Top takeaways for pitching & building an early-stage company
- Founders should think, "What is strongest about my company?" and put that first (it gets the investor's attention, just like why action movies start with a bang).
- Most startups try to solve too many problems at once. Focus.
"The number one thing I end up talking to people about is, how can we do fewer things, but do them faster and better." - Charles Hudson
"You have this bundle of energy as a founder; we just need to make it into a laser, not a grenade." - Jason Calacanis.
- A pitch has to be crisp. Give rich memorable examples and be clear on who you help, what you charge, how many customers you have, & why your customers use your solution.

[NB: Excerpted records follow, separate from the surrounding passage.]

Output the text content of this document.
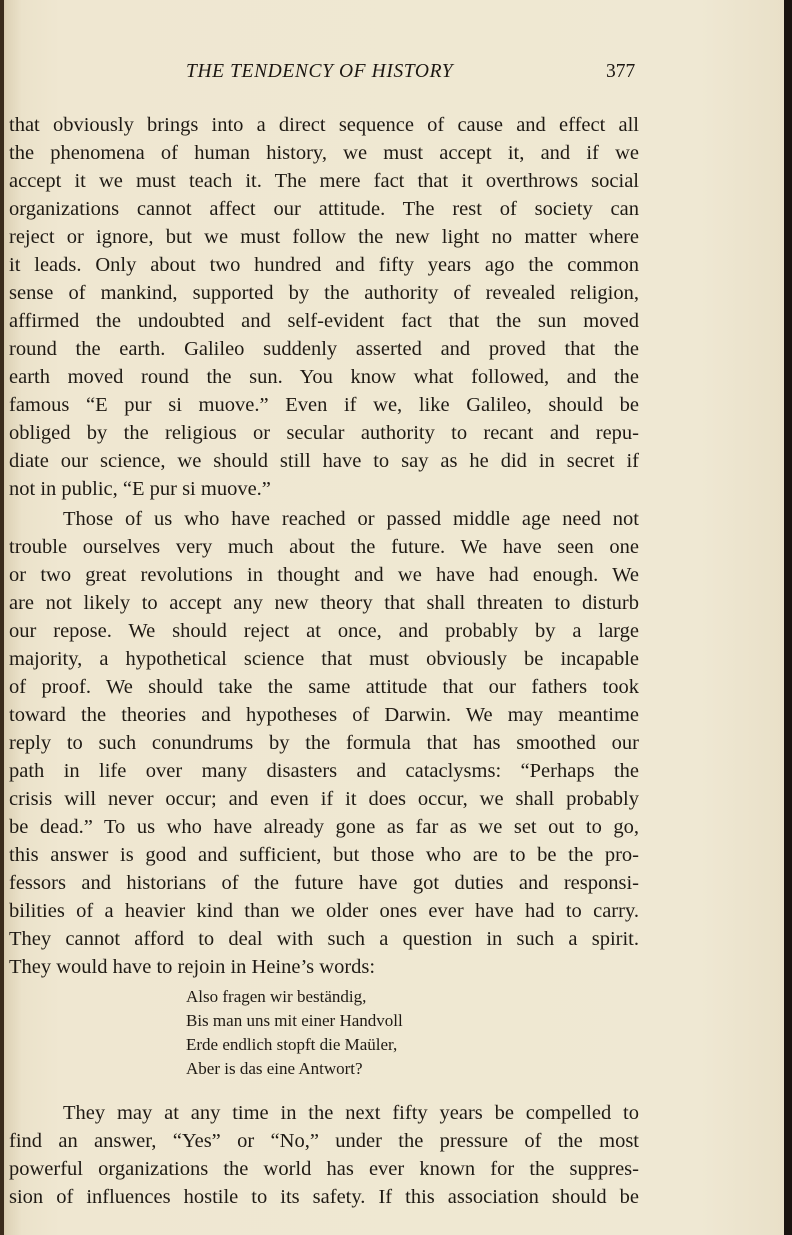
THE TENDENCY OF HISTORY	377
that obviously brings into a direct sequence of cause and effect all
the phenomena of human history, we must accept it, and if we
accept it we must teach it. The mere fact that it overthrows social
organizations cannot affect our attitude. The rest of society can
reject or ignore, but we must follow the new light no matter where
it leads. Only about two hundred and fifty years ago the common
sense of mankind, supported by the authority of revealed religion,
affirmed the undoubted and self-evident fact that the sun moved
round the earth. Galileo suddenly asserted and proved that the
earth moved round the sun. You know what followed, and the
famous “E pur si muove.” Even if we, like Galileo, should be
obliged by the religious or secular authority to recant and repu-
diate our science, we should still have to say as he did in secret if
not in public, “E pur si muove.”
Those of us who have reached or passed middle age need not
trouble ourselves very much about the future. We have seen one
or two great revolutions in thought and we have had enough. We
are not likely to accept any new theory that shall threaten to disturb
our repose. We should reject at once, and probably by a large
majority, a hypothetical science that must obviously be incapable
of proof. We should take the same attitude that our fathers took
toward the theories and hypotheses of Darwin. We may meantime
reply to such conundrums by the formula that has smoothed our
path in life over many disasters and cataclysms: “Perhaps the
crisis will never occur; and even if it does occur, we shall probably
be dead.” To us who have already gone as far as we set out to go,
this answer is good and sufficient, but those who are to be the pro-
fessors and historians of the future have got duties and responsi-
bilities of a heavier kind than we older ones ever have had to carry.
They cannot afford to deal with such a question in such a spirit.
They would have to rejoin in Heine’s words:
Also fragen wir beständig,
Bis man uns mit einer Handvoll
Erde endlich stopft die Maüler,
Aber is das eine Antwort?
They may at any time in the next fifty years be compelled to
find an answer, “Yes” or “No,” under the pressure of the most
powerful organizations the world has ever known for the suppres-
sion of influences hostile to its safety. If this association should be
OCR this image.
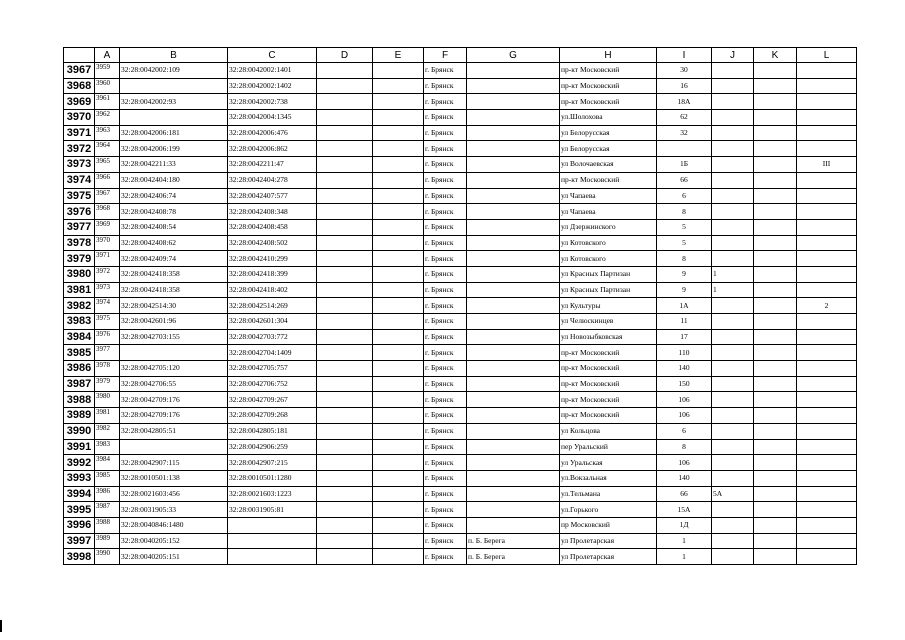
	A	B	C	D	E	F	G	H	I	J	K	L
3967	3959	32:28:0042002:109	32:28:0042002:1401			г. Брянск		пр-кт Московский	30			
3968	3960		32:28:0042002:1402			г. Брянск		пр-кт Московский	16			
3969	3961	32:28:0042002:93	32:28:0042002:738			г. Брянск		пр-кт Московский	18А			
3970	3962		32:28:0042004:1345			г. Брянск		ул.Шолохова	62			
3971	3963	32:28:0042006:181	32:28:0042006:476			г. Брянск		ул Белорусская	32			
3972	3964	32:28:0042006:199	32:28:0042006:862			г. Брянск		ул Белорусская				
3973	3965	32:28:0042211:33	32:28:0042211:47			г. Брянск		ул Волочаевская	1Б			III
3974	3966	32:28:0042404:180	32:28:0042404:278			г. Брянск		пр-кт Московский	66			
3975	3967	32:28:0042406:74	32:28:0042407:577			г. Брянск		ул Чапаева	6			
3976	3968	32:28:0042408:78	32:28:0042408:348			г. Брянск		ул Чапаева	8			
3977	3969	32:28:0042408:54	32:28:0042408:458			г. Брянск		ул Дзержинского	5			
3978	3970	32:28:0042408:62	32:28:0042408:502			г. Брянск		ул Котовского	5			
3979	3971	32:28:0042409:74	32:28:0042410:299			г. Брянск		ул Котовского	8			
3980	3972	32:28:0042418:358	32:28:0042418:399			г. Брянск		ул Красных Партизан	9	1		
3981	3973	32:28:0042418:358	32:28:0042418:402			г. Брянск		ул Красных Партизан	9	1		
3982	3974	32:28:0042514:30	32:28:0042514:269			г. Брянск		ул Культуры	1А			2
3983	3975	32:28:0042601:96	32:28:0042601:304			г. Брянск		ул Челюскинцев	11			
3984	3976	32:28:0042703:155	32:28:0042703:772			г. Брянск		ул Новозыбковская	17			
3985	3977		32:28:0042704:1409			г. Брянск		пр-кт Московский	110			
3986	3978	32:28:0042705:120	32:28:0042705:757			г. Брянск		пр-кт Московский	140			
3987	3979	32:28:0042706:55	32:28:0042706:752			г. Брянск		пр-кт Московский	150			
3988	3980	32:28:0042709:176	32:28:0042709:267			г. Брянск		пр-кт Московский	106			
3989	3981	32:28:0042709:176	32:28:0042709:268			г. Брянск		пр-кт Московский	106			
3990	3982	32:28:0042805:51	32:28:0042805:181			г. Брянск		ул Кольцова	6			
3991	3983		32:28:0042906:259			г. Брянск		пер Уральский	8			
3992	3984	32:28:0042907:115	32:28:0042907:215			г. Брянск		ул Уральская	106			
3993	3985	32:28:0010501:138	32:28:0010501:1280			г. Брянск		ул.Вокзальная	140			
3994	3986	32:28:0021603:456	32:28:0021603:1223			г. Брянск		ул.Тельмана	66	5А		
3995	3987	32:28:0031905:33	32:28:0031905:81			г. Брянск		ул.Горького	15А			
3996	3988	32:28:0040846:1480				г. Брянск		пр Московский	1Д			
3997	3989	32:28:0040205:152				г. Брянск	п. Б. Берега	ул Пролетарская	1			
3998	3990	32:28:0040205:151				г. Брянск	п. Б. Берега	ул Пролетарская	1			
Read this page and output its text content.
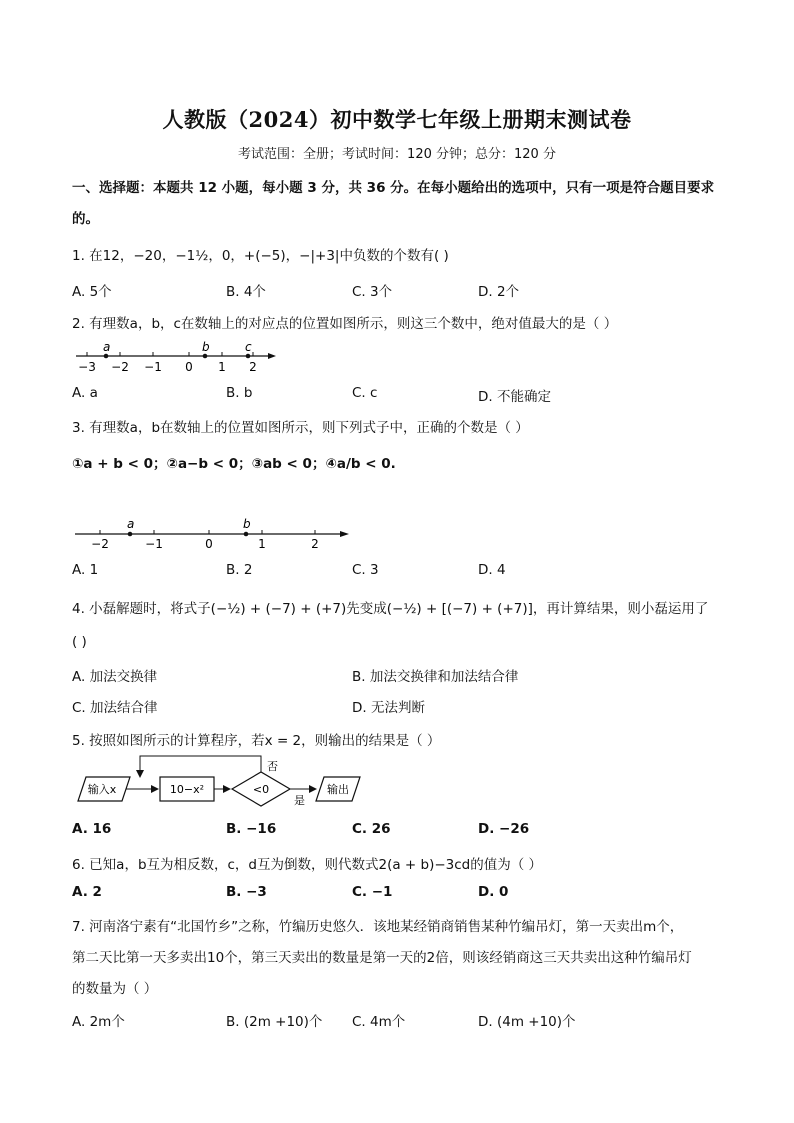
人教版（2024）初中数学七年级上册期末测试卷
考试范围：全册；考试时间：120 分钟；总分：120 分
一、选择题：本题共 12 小题，每小题 3 分，共 36 分。在每小题给出的选项中，只有一项是符合题目要求
的。
1. 在12，−20，−1½，0，+(−5)，−|+3|中负数的个数有( )
A. 5个	B. 4个	C. 3个	D. 2个
2. 有理数a，b，c在数轴上的对应点的位置如图所示，则这三个数中，绝对值最大的是（ ）
a	b	c
−3 −2 −1 0 1 2
A. a	B. b	C. c	D. 不能确定
3. 有理数a，b在数轴上的位置如图所示，则下列式子中，正确的个数是（ ）
①a + b < 0；②a−b < 0；③ab < 0；④a/b < 0.
a	b
−2	−1	0	1	2
A. 1	B. 2	C. 3	D. 4
4. 小磊解题时，将式子(−½) + (−7) + (+7)先变成(−½) + [(−7) + (+7)]，再计算结果，则小磊运用了
( )
A. 加法交换律	B. 加法交换律和加法结合律
C. 加法结合律	D. 无法判断
5. 按照如图所示的计算程序，若x = 2，则输出的结果是（ ）
输入x	10−x²	<0
否
是
输出
A. 16	B. −16	C. 26	D. −26
6. 已知a，b互为相反数，c，d互为倒数，则代数式2(a + b)−3cd的值为（ ）
A. 2	B. −3	C. −1	D. 0
7. 河南洛宁素有“北国竹乡”之称，竹编历史悠久．该地某经销商销售某种竹编吊灯，第一天卖出m个，
第二天比第一天多卖出10个，第三天卖出的数量是第一天的2倍，则该经销商这三天共卖出这种竹编吊灯
的数量为（ ）
A. 2m个	B. (2m +10)个 C. 4m个	D. (4m +10)个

https://www.youtube.com/watch?v=xwl7W6TzaPY&t=1797s
Questions to answer in a pitch
- Why are you doing this? Who does your product help, what is the problem your product solves, and how does it do it?
- If your business has multiple revenue streams make sure to highlight the main focus of the business and which part is the most profitable.
- Be clear about the maturity of the company. Is the product live? Is the product in development? Or is it in beta?
- Are people already paying?
- Who is the buyer? How do you price your product?
Organizing a Pitch
Founders should think, "what is strongest about my company?" and put that first (Action movies start with a bang).
- If you have traction, put it first. It changes the narrative in the investor's head during the rest of your pitch. When an investor sees a company with many users and usage, their brain treats that company differently. They no longer ask "why would anyone use this" because they start with the knowledge that "20,000 people installed and use this."
- Example (Traction): Put the growth chart up. "We are a chat SaaS platform with 17,000 paying customers. And this is how it has grown quarter over quarter in seven quarters. Let me show you how it works."